1
$\begingroup$

I want to know is it possible to scale a set of numbers without knowning the upper limit.

Say for example I have 1000 number values. I want to plot each of these values within a range of 0- 90. Is this possible to do without finding out what the biggest value in the set of 1000 is?

  • 0
    If it's a normal distribution, you could always sample it and estimate the range of values from that sample.2011-07-22
  • 0
    do you mean pick some random values from the set and use the maximum of that?2011-07-22
  • 0
    For instance, or you could simply calculate the sample standard deviation and use that as a basis for setting your scale.2011-07-22
  • 0
    could you put an example of caculating the sample standard deviation in an answer please so I can accept it?2011-07-22
  • 0
    Do you want to linearly scale the answer, or are you happy with a nonlinear scaling? It seems to me that computing the sample standard deviation as a basis for setting the range is *more* work than just calculating the minimum and maximum, and using those for your scale!2011-07-22

1 Answers 1

1

Here's a suggestion:

Take a sample of $n$ values, the larger $n$ the better the estimate of the true variance will be, but if you have the option to choose $n$ very large, you might as well want to just compute the minimum and maximum for the whole set already.

Compute the sample variance:

$$s^2 = \frac{1}{n-1}\sum_{i=1}^n (x_i - \bar{x})^2 \; ,$$

where $$\bar{x} = \frac{1}{n} \sum_{i=1}^n x_i$$ is the sample mean.

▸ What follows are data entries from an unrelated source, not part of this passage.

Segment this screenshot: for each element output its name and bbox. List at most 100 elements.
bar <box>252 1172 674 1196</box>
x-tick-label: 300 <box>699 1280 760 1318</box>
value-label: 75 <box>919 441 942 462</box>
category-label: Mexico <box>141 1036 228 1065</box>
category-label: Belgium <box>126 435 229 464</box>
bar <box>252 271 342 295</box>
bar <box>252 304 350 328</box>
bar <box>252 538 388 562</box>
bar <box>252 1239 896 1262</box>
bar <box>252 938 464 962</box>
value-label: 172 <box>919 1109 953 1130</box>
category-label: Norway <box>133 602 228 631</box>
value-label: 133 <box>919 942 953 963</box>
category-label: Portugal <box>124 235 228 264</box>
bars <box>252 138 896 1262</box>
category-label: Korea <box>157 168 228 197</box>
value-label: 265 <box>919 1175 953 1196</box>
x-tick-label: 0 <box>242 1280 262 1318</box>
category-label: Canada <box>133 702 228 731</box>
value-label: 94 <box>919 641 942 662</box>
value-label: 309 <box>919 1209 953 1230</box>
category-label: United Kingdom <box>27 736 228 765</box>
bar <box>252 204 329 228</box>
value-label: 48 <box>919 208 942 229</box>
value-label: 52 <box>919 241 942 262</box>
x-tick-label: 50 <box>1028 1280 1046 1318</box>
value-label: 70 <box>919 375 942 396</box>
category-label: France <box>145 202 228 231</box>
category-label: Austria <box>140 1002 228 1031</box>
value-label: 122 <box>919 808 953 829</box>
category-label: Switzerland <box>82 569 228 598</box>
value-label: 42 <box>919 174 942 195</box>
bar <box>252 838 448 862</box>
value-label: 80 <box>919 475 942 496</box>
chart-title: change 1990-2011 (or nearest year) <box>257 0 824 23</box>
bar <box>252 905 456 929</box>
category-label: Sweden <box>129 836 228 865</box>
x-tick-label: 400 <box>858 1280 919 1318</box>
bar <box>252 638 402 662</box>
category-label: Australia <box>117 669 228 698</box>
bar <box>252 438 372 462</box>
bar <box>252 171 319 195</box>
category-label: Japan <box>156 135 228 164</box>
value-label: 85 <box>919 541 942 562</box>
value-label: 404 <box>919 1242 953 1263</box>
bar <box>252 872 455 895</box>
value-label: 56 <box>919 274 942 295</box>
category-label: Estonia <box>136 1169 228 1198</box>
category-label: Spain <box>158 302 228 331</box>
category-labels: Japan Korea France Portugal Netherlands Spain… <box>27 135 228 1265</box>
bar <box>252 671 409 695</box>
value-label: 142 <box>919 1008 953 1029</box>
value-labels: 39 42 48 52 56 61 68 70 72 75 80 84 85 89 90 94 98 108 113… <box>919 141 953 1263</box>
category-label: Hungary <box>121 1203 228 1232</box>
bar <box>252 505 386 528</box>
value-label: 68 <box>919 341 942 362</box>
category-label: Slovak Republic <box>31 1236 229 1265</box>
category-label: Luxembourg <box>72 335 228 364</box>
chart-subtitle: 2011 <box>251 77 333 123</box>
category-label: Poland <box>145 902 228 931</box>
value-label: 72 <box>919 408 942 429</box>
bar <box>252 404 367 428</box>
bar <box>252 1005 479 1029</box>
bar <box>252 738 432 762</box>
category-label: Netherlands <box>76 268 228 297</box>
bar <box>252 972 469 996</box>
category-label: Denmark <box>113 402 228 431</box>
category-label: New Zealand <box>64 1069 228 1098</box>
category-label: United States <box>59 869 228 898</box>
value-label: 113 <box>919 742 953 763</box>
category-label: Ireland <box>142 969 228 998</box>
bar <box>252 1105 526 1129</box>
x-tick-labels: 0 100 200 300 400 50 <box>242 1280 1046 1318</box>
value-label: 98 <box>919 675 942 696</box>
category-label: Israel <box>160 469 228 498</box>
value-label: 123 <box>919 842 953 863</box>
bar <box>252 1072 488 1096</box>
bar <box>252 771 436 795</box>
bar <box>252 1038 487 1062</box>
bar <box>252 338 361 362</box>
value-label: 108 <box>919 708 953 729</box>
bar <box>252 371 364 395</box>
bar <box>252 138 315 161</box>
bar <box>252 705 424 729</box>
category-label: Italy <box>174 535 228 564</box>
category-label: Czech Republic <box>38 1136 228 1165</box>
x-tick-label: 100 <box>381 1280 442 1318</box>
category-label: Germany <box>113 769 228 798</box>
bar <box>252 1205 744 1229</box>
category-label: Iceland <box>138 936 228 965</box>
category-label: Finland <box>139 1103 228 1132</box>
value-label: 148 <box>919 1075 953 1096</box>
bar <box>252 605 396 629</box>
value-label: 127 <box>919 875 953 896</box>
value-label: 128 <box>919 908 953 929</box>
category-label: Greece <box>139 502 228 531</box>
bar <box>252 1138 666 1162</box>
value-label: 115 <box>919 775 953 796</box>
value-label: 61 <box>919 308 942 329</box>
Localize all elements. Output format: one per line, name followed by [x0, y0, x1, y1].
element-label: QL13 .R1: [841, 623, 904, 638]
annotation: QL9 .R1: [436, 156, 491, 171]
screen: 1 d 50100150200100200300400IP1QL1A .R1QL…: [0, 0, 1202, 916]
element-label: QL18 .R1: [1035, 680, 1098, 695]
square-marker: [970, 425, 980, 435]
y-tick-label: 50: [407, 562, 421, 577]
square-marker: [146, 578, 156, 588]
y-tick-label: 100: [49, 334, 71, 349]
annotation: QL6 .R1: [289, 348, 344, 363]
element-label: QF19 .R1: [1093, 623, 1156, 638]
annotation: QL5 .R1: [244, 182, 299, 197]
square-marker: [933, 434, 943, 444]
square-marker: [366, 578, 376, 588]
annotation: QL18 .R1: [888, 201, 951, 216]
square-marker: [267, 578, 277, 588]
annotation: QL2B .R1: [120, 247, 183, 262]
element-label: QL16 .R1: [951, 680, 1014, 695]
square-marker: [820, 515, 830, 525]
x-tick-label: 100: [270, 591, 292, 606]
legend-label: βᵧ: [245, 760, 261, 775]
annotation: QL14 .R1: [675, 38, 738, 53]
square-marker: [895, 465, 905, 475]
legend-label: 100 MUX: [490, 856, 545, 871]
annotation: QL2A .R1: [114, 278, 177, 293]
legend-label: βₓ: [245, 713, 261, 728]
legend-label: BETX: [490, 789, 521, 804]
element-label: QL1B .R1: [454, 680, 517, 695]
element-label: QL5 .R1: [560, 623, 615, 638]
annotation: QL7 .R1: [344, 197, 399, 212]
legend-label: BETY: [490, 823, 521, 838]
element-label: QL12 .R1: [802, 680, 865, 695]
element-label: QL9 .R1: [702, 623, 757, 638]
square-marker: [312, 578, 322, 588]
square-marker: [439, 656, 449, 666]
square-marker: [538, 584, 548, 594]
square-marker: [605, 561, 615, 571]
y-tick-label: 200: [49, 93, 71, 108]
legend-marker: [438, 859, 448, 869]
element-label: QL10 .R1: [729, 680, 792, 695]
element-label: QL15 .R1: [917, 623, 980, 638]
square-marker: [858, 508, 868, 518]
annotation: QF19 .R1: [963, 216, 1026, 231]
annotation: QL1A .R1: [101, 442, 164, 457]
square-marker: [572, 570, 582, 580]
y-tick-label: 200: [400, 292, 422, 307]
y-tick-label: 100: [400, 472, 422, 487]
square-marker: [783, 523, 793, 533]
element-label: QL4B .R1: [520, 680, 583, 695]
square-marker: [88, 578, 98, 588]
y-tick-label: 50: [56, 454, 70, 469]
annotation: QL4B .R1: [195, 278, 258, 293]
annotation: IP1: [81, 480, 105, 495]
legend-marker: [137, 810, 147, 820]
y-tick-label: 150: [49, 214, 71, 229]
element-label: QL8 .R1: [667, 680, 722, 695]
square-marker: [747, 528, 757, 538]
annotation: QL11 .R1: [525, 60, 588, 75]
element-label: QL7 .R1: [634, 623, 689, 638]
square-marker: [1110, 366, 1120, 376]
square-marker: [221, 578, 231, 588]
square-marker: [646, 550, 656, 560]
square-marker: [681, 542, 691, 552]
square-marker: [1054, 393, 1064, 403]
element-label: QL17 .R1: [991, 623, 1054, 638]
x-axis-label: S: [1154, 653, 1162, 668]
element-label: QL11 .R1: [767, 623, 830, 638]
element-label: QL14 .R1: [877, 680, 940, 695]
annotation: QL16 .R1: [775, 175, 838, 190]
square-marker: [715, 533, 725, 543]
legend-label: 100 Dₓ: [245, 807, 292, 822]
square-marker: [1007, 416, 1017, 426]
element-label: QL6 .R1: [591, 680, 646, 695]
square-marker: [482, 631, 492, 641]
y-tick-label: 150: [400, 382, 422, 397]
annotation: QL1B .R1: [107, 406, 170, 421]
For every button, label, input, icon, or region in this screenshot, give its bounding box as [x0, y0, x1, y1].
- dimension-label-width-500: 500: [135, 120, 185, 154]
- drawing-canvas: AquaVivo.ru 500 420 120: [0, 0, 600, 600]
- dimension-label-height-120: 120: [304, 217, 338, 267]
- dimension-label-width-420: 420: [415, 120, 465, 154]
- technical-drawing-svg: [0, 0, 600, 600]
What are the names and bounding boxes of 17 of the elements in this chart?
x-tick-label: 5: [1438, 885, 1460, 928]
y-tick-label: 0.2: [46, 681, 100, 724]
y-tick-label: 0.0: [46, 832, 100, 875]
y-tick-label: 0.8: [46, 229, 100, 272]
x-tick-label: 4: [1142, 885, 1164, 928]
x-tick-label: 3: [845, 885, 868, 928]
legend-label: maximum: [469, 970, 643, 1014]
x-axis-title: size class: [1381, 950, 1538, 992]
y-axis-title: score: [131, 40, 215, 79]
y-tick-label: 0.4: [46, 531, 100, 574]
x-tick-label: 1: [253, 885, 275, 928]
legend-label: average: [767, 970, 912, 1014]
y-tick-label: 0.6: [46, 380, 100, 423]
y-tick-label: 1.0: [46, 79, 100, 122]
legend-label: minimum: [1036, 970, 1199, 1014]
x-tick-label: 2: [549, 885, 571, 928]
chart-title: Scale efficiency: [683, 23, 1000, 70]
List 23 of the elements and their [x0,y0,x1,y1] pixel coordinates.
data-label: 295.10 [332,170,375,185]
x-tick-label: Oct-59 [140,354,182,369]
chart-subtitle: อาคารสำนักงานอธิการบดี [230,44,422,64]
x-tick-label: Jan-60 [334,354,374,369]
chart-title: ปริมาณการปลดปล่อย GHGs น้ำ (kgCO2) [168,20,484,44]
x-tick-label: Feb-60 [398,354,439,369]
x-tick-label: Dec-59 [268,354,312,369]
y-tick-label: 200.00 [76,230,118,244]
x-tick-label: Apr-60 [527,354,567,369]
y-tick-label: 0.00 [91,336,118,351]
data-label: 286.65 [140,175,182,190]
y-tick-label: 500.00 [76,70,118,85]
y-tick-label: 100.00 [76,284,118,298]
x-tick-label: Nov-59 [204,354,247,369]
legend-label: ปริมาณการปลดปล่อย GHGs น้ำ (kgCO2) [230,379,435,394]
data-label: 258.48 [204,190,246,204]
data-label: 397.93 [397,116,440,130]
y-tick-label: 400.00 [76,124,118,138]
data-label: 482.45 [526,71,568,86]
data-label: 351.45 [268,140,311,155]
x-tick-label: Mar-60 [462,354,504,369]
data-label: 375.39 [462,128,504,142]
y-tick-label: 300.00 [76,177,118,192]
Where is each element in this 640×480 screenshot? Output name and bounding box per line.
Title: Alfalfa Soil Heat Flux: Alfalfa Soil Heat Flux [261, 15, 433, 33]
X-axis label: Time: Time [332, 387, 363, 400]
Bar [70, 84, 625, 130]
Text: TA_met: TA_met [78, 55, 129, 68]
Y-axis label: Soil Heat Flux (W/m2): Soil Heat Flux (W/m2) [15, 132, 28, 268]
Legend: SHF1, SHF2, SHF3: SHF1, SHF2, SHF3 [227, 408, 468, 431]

The square root of that number is the sample standard deviation and a good estimate for the population standard deviation (i.e. the standard deviation of all your data). Now, if your data are normally distributed, over 99% of your data will be within three standard deviations of the mean. which gives you a good range that you can then scale to the interval you wish. If your data are not normally distributed, you might want to take 5 standard deviations or more.